The IRS completed its examination of the U.S. federal consolidated income tax returns of the Company for 2003 and 2004 and issued a Notice of Deficiency (the "Notice") in December 2008. The Notice claims that the Company and its subsidiaries, which included The Western Union Company ("Western Union") during the years at issue, owe significant additional taxes, interest and penalties with respect to a variety of adjustments. The Company and Western Union agree with several of the adjustments in the Notice. Additionally, during 2010, the IRS conceded certain of the adjustments. As to the adjustments that remain in dispute, for 2003 such issues represent total taxes and penalties allegedly due of approximately $31 million, of which $8 million relates to the Company and $23 million relates to Western Union, and for 2004 such issues represent total taxes and penalties allegedly due of approximately $91 million, all of which relates to Western Union. The Company estimates that the total interest due (pretax) on such amounts for both years is approximately $53 million through December 31, 2010, of which $4 million relates to the Company and $49 million relates to Western Union. As to the disputed issues, the Company and Western Union are contesting the asserted deficiencies in U.S. Tax Court; however, in the fourth quarter of 2010 all disputed issues were assigned to IRS Appeals and currently are being reviewed in that forum for possible resolution. The Company believes that it has adequately reserved for its disputed issues and final resolution of those issues will not have a material adverse effect on its financial position or results of operations.
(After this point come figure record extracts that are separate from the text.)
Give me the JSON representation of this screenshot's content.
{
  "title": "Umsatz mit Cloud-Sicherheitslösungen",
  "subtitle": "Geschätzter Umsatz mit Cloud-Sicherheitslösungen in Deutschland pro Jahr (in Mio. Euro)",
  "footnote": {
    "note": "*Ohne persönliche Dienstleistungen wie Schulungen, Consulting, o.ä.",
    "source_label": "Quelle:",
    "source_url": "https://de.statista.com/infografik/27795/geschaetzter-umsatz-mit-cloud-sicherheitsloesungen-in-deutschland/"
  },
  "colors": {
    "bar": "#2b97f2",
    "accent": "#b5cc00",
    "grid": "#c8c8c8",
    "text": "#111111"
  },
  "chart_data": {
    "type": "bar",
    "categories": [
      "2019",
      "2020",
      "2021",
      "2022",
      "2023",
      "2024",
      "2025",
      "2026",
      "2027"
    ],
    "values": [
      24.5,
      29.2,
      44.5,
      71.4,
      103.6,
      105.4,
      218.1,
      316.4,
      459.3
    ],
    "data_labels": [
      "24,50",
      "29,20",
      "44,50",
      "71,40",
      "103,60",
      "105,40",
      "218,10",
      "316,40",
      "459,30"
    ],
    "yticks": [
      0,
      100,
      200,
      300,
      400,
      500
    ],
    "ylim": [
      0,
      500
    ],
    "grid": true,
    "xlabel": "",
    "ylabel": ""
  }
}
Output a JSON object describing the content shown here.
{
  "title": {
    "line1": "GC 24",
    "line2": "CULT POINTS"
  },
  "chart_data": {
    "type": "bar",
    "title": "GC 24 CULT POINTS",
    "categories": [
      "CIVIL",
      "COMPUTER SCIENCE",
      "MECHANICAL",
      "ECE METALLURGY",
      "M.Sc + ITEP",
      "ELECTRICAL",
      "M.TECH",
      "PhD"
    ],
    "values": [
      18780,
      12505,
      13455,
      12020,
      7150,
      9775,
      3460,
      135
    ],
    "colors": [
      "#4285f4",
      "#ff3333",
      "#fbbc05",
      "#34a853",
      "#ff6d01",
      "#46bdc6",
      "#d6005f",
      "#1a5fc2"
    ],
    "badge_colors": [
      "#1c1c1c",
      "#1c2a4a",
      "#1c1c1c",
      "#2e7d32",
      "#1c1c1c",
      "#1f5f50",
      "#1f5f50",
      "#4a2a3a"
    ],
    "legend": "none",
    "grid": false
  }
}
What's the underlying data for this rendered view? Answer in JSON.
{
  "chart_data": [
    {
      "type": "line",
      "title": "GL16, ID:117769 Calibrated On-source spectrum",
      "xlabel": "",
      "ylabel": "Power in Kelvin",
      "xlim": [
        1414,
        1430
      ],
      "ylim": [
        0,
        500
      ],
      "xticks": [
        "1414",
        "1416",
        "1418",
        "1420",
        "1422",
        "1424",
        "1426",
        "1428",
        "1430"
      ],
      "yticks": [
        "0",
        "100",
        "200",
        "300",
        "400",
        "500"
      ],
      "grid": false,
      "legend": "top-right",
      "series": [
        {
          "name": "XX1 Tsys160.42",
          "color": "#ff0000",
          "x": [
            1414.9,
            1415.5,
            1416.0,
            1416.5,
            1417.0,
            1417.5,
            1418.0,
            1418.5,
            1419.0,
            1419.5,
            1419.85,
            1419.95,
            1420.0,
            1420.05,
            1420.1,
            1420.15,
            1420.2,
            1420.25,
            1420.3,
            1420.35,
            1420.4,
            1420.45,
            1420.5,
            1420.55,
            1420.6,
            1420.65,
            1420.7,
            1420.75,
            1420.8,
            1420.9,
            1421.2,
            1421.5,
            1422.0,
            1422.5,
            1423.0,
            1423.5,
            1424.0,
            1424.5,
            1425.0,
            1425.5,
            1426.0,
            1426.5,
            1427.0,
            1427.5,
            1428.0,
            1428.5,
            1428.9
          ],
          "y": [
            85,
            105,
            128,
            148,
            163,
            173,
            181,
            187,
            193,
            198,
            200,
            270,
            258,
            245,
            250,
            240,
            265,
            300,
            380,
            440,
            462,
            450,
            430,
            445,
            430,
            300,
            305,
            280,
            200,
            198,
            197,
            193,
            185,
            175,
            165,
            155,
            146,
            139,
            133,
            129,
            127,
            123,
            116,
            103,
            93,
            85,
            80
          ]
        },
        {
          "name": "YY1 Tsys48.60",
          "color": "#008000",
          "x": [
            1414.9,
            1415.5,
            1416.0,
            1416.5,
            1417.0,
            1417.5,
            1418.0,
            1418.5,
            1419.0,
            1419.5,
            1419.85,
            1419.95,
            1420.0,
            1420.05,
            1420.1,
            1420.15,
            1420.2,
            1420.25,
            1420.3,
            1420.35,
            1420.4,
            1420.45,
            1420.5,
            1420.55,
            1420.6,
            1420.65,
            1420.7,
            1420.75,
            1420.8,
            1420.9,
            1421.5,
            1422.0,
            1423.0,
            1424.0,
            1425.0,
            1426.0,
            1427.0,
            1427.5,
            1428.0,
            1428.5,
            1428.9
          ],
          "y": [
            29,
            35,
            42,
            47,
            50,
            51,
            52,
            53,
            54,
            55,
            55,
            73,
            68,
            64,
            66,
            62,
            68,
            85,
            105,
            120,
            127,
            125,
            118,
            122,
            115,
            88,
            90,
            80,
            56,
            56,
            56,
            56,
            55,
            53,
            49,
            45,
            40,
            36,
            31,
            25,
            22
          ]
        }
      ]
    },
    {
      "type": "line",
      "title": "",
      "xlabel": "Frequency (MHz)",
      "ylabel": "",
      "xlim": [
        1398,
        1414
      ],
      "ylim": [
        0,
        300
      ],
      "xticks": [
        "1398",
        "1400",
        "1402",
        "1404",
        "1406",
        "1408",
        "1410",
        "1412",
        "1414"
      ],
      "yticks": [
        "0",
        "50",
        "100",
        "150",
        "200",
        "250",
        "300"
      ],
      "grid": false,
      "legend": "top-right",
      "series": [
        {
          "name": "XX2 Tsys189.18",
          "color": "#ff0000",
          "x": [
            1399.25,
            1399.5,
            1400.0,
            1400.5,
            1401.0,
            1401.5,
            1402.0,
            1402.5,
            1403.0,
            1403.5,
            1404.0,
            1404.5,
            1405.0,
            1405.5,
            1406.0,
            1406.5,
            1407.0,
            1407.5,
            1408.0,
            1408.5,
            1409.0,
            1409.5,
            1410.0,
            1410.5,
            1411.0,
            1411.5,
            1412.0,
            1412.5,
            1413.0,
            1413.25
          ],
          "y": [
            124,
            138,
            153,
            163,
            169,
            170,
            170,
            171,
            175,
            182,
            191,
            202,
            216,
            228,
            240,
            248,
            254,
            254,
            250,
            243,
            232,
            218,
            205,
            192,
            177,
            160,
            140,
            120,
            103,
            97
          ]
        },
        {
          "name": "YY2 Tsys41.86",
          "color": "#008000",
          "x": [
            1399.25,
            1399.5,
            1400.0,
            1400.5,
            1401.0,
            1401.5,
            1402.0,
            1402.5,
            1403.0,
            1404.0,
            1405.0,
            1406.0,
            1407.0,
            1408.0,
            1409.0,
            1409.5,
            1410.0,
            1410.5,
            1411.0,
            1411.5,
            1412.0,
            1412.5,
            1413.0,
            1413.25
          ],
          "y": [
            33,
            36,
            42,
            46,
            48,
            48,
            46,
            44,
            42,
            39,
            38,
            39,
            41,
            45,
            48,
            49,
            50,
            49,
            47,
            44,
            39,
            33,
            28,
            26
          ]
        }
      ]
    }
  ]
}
Prior to the spin-off transaction, Western Union was part of the FDC consolidated, unitary and combined income tax returns through the spin-off date of September 29, 2006. Under the Tax Allocation Agreement executed at the time of the spin-off of Western Union, Western Union is responsible for and must indemnify the Company against all taxes, interest and penalties that relate to Western Union for periods prior to the spin-off date, including the amounts asserted in the Notice as described above. If Western Union were to agree to or be finally determined to owe any amounts for such periods but were to default in its indemnification obligation under the Tax Allocation Agreement, the Company as parent of the tax group during such periods generally would be required to pay the amounts to the relevant tax authority, resulting in a potentially material adverse effect on the Company's financial position and results of operations. Accordingly, as of December 31, 2010, the Company had approximately $130 million of uncertain income tax liabilities recorded related to Western Union for periods prior to the spin-off date. The Company has recorded a corresponding account receivable of equal amount from Western Union, which is included as a long-term account receivable in the "Other long-term assets" line of the Company's Consolidated Balance Sheets, to reflect the indemnification for such liabilities. The uncertain income tax liabilities and corresponding receivable are based on information provided by Western Union regarding its tax contingency reserves for periods prior to the spin-off date. There is no assurance that a Western Union-related issue raised by the IRS or other tax authority will be finally resolved at a cost not in excess of the amount reserved and reflected in the Company's uncertain income tax liabilities and corresponding receivable from Western Union. The Western Union contingent liability is in addition to the FDC liability for unrecognized tax benefits discussed above.